1er MAI 2016
Les grandeurs de saint Joseph
Ô saint Joseph, homme juste et bon, notre père et notre protecteur, qui voudra se faire le héraut de vos intimes grandeurs ? Je n’oserais. Et pourtant je souffre trop de les voir ignorées pour ne pas tenter de les raconter à mon indigente manière. Tant d’âmes en seraient merveilleusement secourues ! Celui qui comprendrait la beauté et la délicatesse de l’amour que vous portâtes à la Vierge Marie, fût-il le plus grand des pécheurs, ressentirait l’irrésistible attrait de la vertu. Permettez-moi d’ouvrir votre cœur pour en révéler les secrets jalousement gardés.

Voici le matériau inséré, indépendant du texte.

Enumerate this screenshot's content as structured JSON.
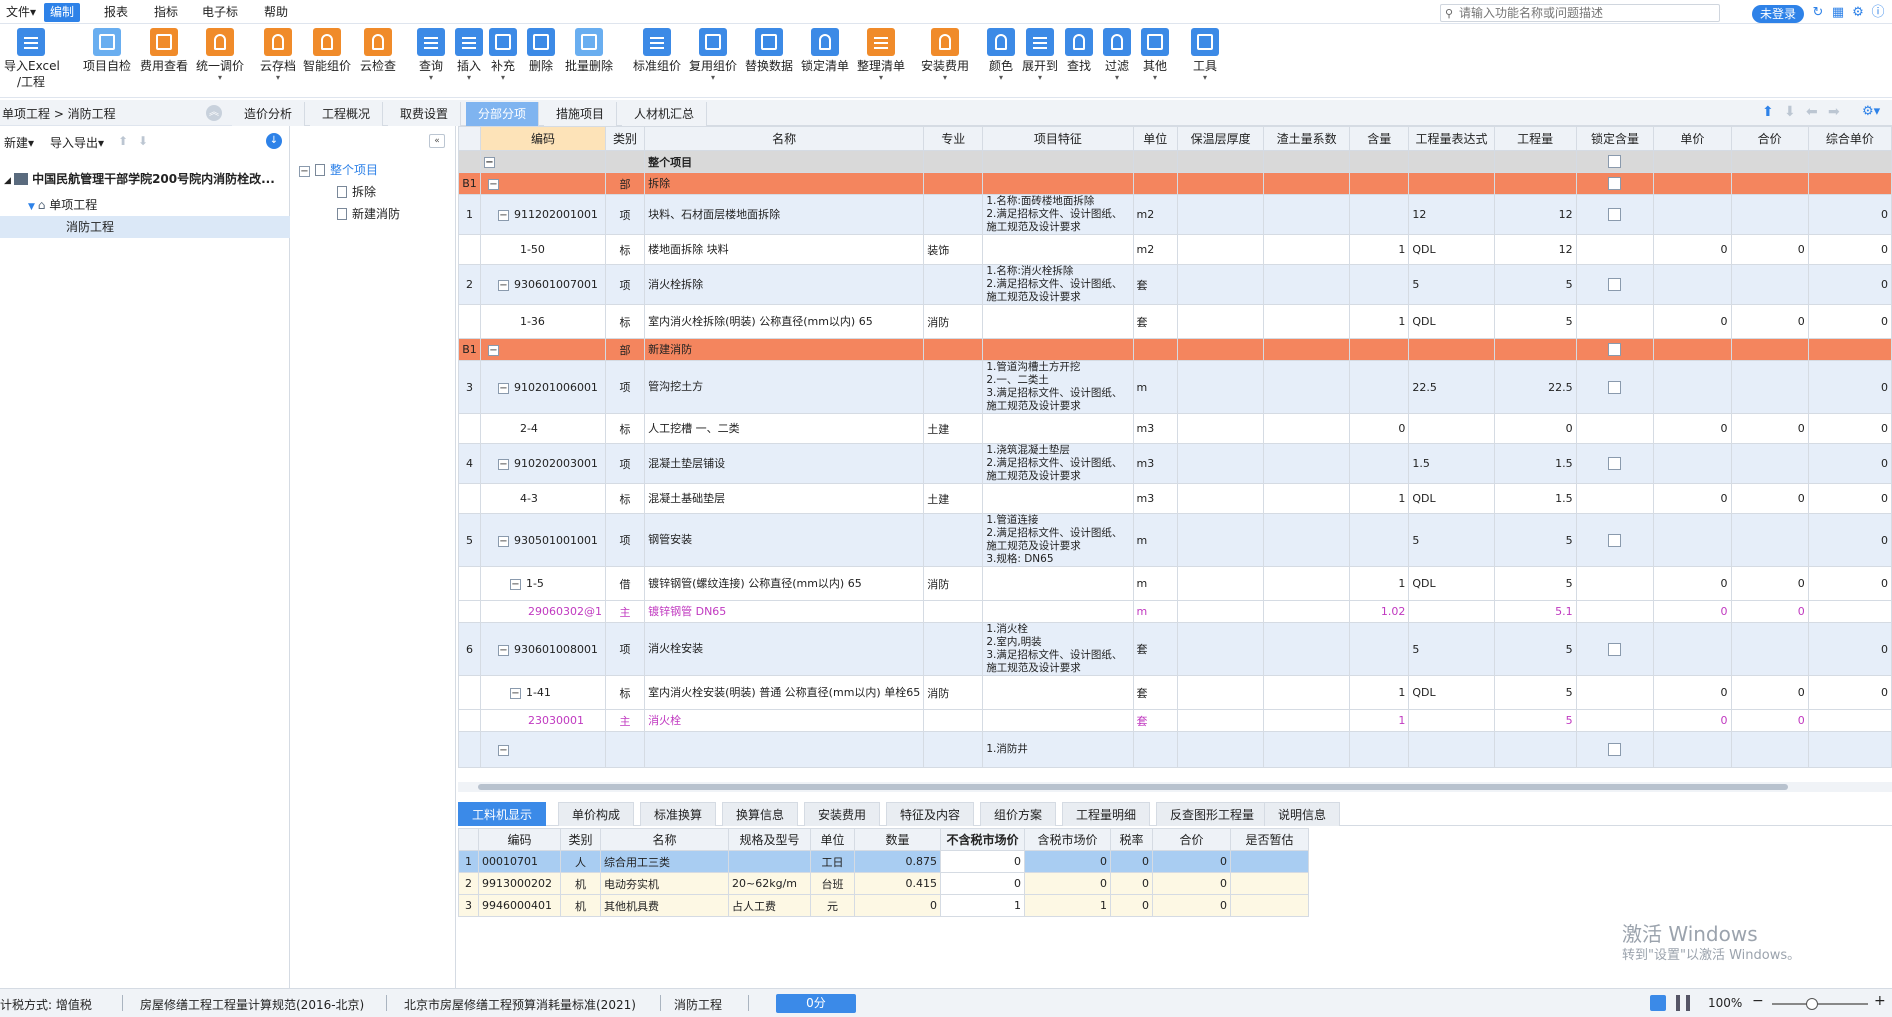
{
  "menubar": {
    "items": [
      "文件▾",
      "编制",
      "报表",
      "指标",
      "电子标",
      "帮助"
    ],
    "search_placeholder": "请输入功能名称或问题描述",
    "login": "未登录"
  },
  "ribbon": {
    "buttons": [
      {
        "label": "导入Excel",
        "label2": "/工程",
        "icon": "excel-import-icon",
        "color": "blue"
      },
      {
        "label": "项目自检",
        "icon": "check-doc-icon",
        "color": "blue"
      },
      {
        "label": "费用查看",
        "icon": "cost-view-icon",
        "color": "orange"
      },
      {
        "label": "统一调价",
        "icon": "price-adjust-icon",
        "color": "orange"
      },
      {
        "label": "云存档",
        "icon": "cloud-save-icon",
        "color": "orange"
      },
      {
        "label": "智能组价",
        "icon": "smart-price-icon",
        "color": "orange"
      },
      {
        "label": "云检查",
        "icon": "cloud-check-icon",
        "color": "orange"
      },
      {
        "label": "查询",
        "icon": "query-icon",
        "color": "blue"
      },
      {
        "label": "插入",
        "icon": "insert-icon",
        "color": "blue"
      },
      {
        "label": "补充",
        "icon": "supplement-icon",
        "color": "blue"
      },
      {
        "label": "删除",
        "icon": "delete-icon",
        "color": "blue"
      },
      {
        "label": "批量删除",
        "icon": "batch-delete-icon",
        "color": "blue"
      },
      {
        "label": "标准组价",
        "icon": "standard-price-icon",
        "color": "blue"
      },
      {
        "label": "复用组价",
        "icon": "reuse-price-icon",
        "color": "blue"
      },
      {
        "label": "替换数据",
        "icon": "replace-data-icon",
        "color": "blue"
      },
      {
        "label": "锁定清单",
        "icon": "lock-list-icon",
        "color": "blue"
      },
      {
        "label": "整理清单",
        "icon": "organize-list-icon",
        "color": "orange"
      },
      {
        "label": "安装费用",
        "icon": "install-cost-icon",
        "color": "orange"
      },
      {
        "label": "颜色",
        "icon": "color-icon",
        "color": "blue"
      },
      {
        "label": "展开到",
        "icon": "expand-to-icon",
        "color": "blue"
      },
      {
        "label": "查找",
        "icon": "find-icon",
        "color": "blue"
      },
      {
        "label": "过滤",
        "icon": "filter-icon",
        "color": "blue"
      },
      {
        "label": "其他",
        "icon": "other-icon",
        "color": "blue"
      },
      {
        "label": "工具",
        "icon": "tools-icon",
        "color": "blue"
      }
    ]
  },
  "leftpanel": {
    "breadcrumb": "单项工程 > 消防工程",
    "new_label": "新建▾",
    "import_label": "导入导出▾",
    "project_name": "中国民航管理干部学院200号院内消防栓改...",
    "single_label": "单项工程",
    "fire_label": "消防工程"
  },
  "midtree": {
    "root": "整个项目",
    "child1": "拆除",
    "child2": "新建消防"
  },
  "tabs": [
    "造价分析",
    "工程概况",
    "取费设置",
    "分部分项",
    "措施项目",
    "人材机汇总"
  ],
  "grid": {
    "headers": [
      "编码",
      "类别",
      "名称",
      "专业",
      "项目特征",
      "单位",
      "保温层厚度",
      "渣土量系数",
      "含量",
      "工程量表达式",
      "工程量",
      "锁定含量",
      "单价",
      "合价",
      "综合单价"
    ],
    "whole_row": "整个项目",
    "rows": [
      {
        "type": "bu",
        "idx": "B1",
        "code": "",
        "cat": "部",
        "name": "拆除",
        "spec": "",
        "feat": "",
        "unit": "",
        "qty": "",
        "expr": "",
        "amount": "",
        "price": "",
        "total": "",
        "comp": ""
      },
      {
        "type": "xiang",
        "idx": "1",
        "code": "911202001001",
        "cat": "项",
        "name": "块料、石材面层楼地面拆除",
        "spec": "",
        "feat": "1.名称:面砖楼地面拆除\n2.满足招标文件、设计图纸、施工规范及设计要求",
        "unit": "m2",
        "qty": "",
        "expr": "12",
        "amount": "12",
        "price": "",
        "total": "",
        "comp": "0"
      },
      {
        "type": "child",
        "idx": "",
        "code": "1-50",
        "cat": "标",
        "name": "楼地面拆除 块料",
        "spec": "装饰",
        "feat": "",
        "unit": "m2",
        "qty": "1",
        "expr": "QDL",
        "amount": "12",
        "price": "0",
        "total": "0",
        "comp": "0"
      },
      {
        "type": "xiang",
        "idx": "2",
        "code": "930601007001",
        "cat": "项",
        "name": "消火栓拆除",
        "spec": "",
        "feat": "1.名称:消火栓拆除\n2.满足招标文件、设计图纸、施工规范及设计要求",
        "unit": "套",
        "qty": "",
        "expr": "5",
        "amount": "5",
        "price": "",
        "total": "",
        "comp": "0"
      },
      {
        "type": "child",
        "idx": "",
        "code": "1-36",
        "cat": "标",
        "name": "室内消火栓拆除(明装) 公称直径(mm以内) 65",
        "spec": "消防",
        "feat": "",
        "unit": "套",
        "qty": "1",
        "expr": "QDL",
        "amount": "5",
        "price": "0",
        "total": "0",
        "comp": "0"
      },
      {
        "type": "bu",
        "idx": "B1",
        "code": "",
        "cat": "部",
        "name": "新建消防",
        "spec": "",
        "feat": "",
        "unit": "",
        "qty": "",
        "expr": "",
        "amount": "",
        "price": "",
        "total": "",
        "comp": ""
      },
      {
        "type": "xiang",
        "idx": "3",
        "code": "910201006001",
        "cat": "项",
        "name": "管沟挖土方",
        "spec": "",
        "feat": "1.管道沟槽土方开挖\n2.一、二类土\n3.满足招标文件、设计图纸、施工规范及设计要求",
        "unit": "m",
        "qty": "",
        "expr": "22.5",
        "amount": "22.5",
        "price": "",
        "total": "",
        "comp": "0"
      },
      {
        "type": "child",
        "idx": "",
        "code": "2-4",
        "cat": "标",
        "name": "人工挖槽 一、二类",
        "spec": "土建",
        "feat": "",
        "unit": "m3",
        "qty": "0",
        "expr": "",
        "amount": "0",
        "price": "0",
        "total": "0",
        "comp": "0"
      },
      {
        "type": "xiang",
        "idx": "4",
        "code": "910202003001",
        "cat": "项",
        "name": "混凝土垫层铺设",
        "spec": "",
        "feat": "1.浇筑混凝土垫层\n2.满足招标文件、设计图纸、施工规范及设计要求",
        "unit": "m3",
        "qty": "",
        "expr": "1.5",
        "amount": "1.5",
        "price": "",
        "total": "",
        "comp": "0"
      },
      {
        "type": "child",
        "idx": "",
        "code": "4-3",
        "cat": "标",
        "name": "混凝土基础垫层",
        "spec": "土建",
        "feat": "",
        "unit": "m3",
        "qty": "1",
        "expr": "QDL",
        "amount": "1.5",
        "price": "0",
        "total": "0",
        "comp": "0"
      },
      {
        "type": "xiang",
        "idx": "5",
        "code": "930501001001",
        "cat": "项",
        "name": "钢管安装",
        "spec": "",
        "feat": "1.管道连接\n2.满足招标文件、设计图纸、施工规范及设计要求\n3.规格: DN65",
        "unit": "m",
        "qty": "",
        "expr": "5",
        "amount": "5",
        "price": "",
        "total": "",
        "comp": "0"
      },
      {
        "type": "child",
        "idx": "",
        "code": "1-5",
        "cat": "借",
        "name": "镀锌钢管(螺纹连接) 公称直径(mm以内) 65",
        "spec": "消防",
        "feat": "",
        "unit": "m",
        "qty": "1",
        "expr": "QDL",
        "amount": "5",
        "price": "0",
        "total": "0",
        "comp": "0"
      },
      {
        "type": "main",
        "idx": "",
        "code": "29060302@1",
        "cat": "主",
        "name": "镀锌钢管 DN65",
        "spec": "",
        "feat": "",
        "unit": "m",
        "qty": "1.02",
        "expr": "",
        "amount": "5.1",
        "price": "0",
        "total": "0",
        "comp": ""
      },
      {
        "type": "xiang",
        "idx": "6",
        "code": "930601008001",
        "cat": "项",
        "name": "消火栓安装",
        "spec": "",
        "feat": "1.消火栓\n2.室内,明装\n3.满足招标文件、设计图纸、施工规范及设计要求",
        "unit": "套",
        "qty": "",
        "expr": "5",
        "amount": "5",
        "price": "",
        "total": "",
        "comp": "0"
      },
      {
        "type": "child",
        "idx": "",
        "code": "1-41",
        "cat": "标",
        "name": "室内消火栓安装(明装) 普通 公称直径(mm以内) 单栓65",
        "spec": "消防",
        "feat": "",
        "unit": "套",
        "qty": "1",
        "expr": "QDL",
        "amount": "5",
        "price": "0",
        "total": "0",
        "comp": "0"
      },
      {
        "type": "main",
        "idx": "",
        "code": "23030001",
        "cat": "主",
        "name": "消火栓",
        "spec": "",
        "feat": "",
        "unit": "套",
        "qty": "1",
        "expr": "",
        "amount": "5",
        "price": "0",
        "total": "0",
        "comp": ""
      },
      {
        "type": "xiang",
        "idx": "",
        "code": "",
        "cat": "",
        "name": "",
        "spec": "",
        "feat": "1.消防井",
        "unit": "",
        "qty": "",
        "expr": "",
        "amount": "",
        "price": "",
        "total": "",
        "comp": ""
      }
    ]
  },
  "bottom_tabs": [
    "工料机显示",
    "单价构成",
    "标准换算",
    "换算信息",
    "安装费用",
    "特征及内容",
    "组价方案",
    "工程量明细",
    "反查图形工程量",
    "说明信息"
  ],
  "bgrid": {
    "headers": [
      "编码",
      "类别",
      "名称",
      "规格及型号",
      "单位",
      "数量",
      "不含税市场价",
      "含税市场价",
      "税率",
      "合价",
      "是否暂估"
    ],
    "rows": [
      {
        "i": "1",
        "code": "00010701",
        "cat": "人",
        "name": "综合用工三类",
        "spec": "",
        "unit": "工日",
        "qty": "0.875",
        "p1": "0",
        "p2": "0",
        "tax": "0",
        "total": "0"
      },
      {
        "i": "2",
        "code": "9913000202",
        "cat": "机",
        "name": "电动夯实机",
        "spec": "20~62kg/m",
        "unit": "台班",
        "qty": "0.415",
        "p1": "0",
        "p2": "0",
        "tax": "0",
        "total": "0"
      },
      {
        "i": "3",
        "code": "9946000401",
        "cat": "机",
        "name": "其他机具费",
        "spec": "占人工费",
        "unit": "元",
        "qty": "0",
        "p1": "1",
        "p2": "1",
        "tax": "0",
        "total": "0"
      }
    ]
  },
  "watermark": {
    "line1": "激活 Windows",
    "line2": "转到\"设置\"以激活 Windows。"
  },
  "status": {
    "tax": "计税方式: 增值税",
    "spec1": "房屋修缮工程工程量计算规范(2016-北京)",
    "spec2": "北京市房屋修缮工程预算消耗量标准(2021)",
    "project": "消防工程",
    "zero": "0分",
    "zoom": "100%"
  },
  "colors": {
    "accent": "#2e82e8",
    "bu_row": "#f4855e",
    "main_text": "#c039c0",
    "tab_active": "#7fb4f0"
  }
}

Nul ne doute que vous ayez immensément aimé, dès le premier jour où vous la connûtes, cette Vierge encore enfant que ses parents vous donnaient pour fiancée. L’émerveillement naturel du premier Adam quand il vit debout près de lui, en son premier matin, Ève, la femme que Dieu lui donnait, semblable à lui mais toute douceur et charme, n’était que l’ombre de cette admiration surnaturelle et de cette joie qui envahirent votre cœur quand vous osâtes enfin lever les yeux sur cette sainte enfant que Dieu vous confiait dans les liens très singuliers et perpétuels d’un chaste mariage. L’amour commença de brûler dans votre cœur, le même qu’éprouve tout homme pour la femme qu’il s’est choisie. Le même mais plus haut, plus digne et plus fort, tel enfin que tous en ont rêvé comme de l’idéal magnifique dont ils ne réaliseront jamais que le lointain symbole.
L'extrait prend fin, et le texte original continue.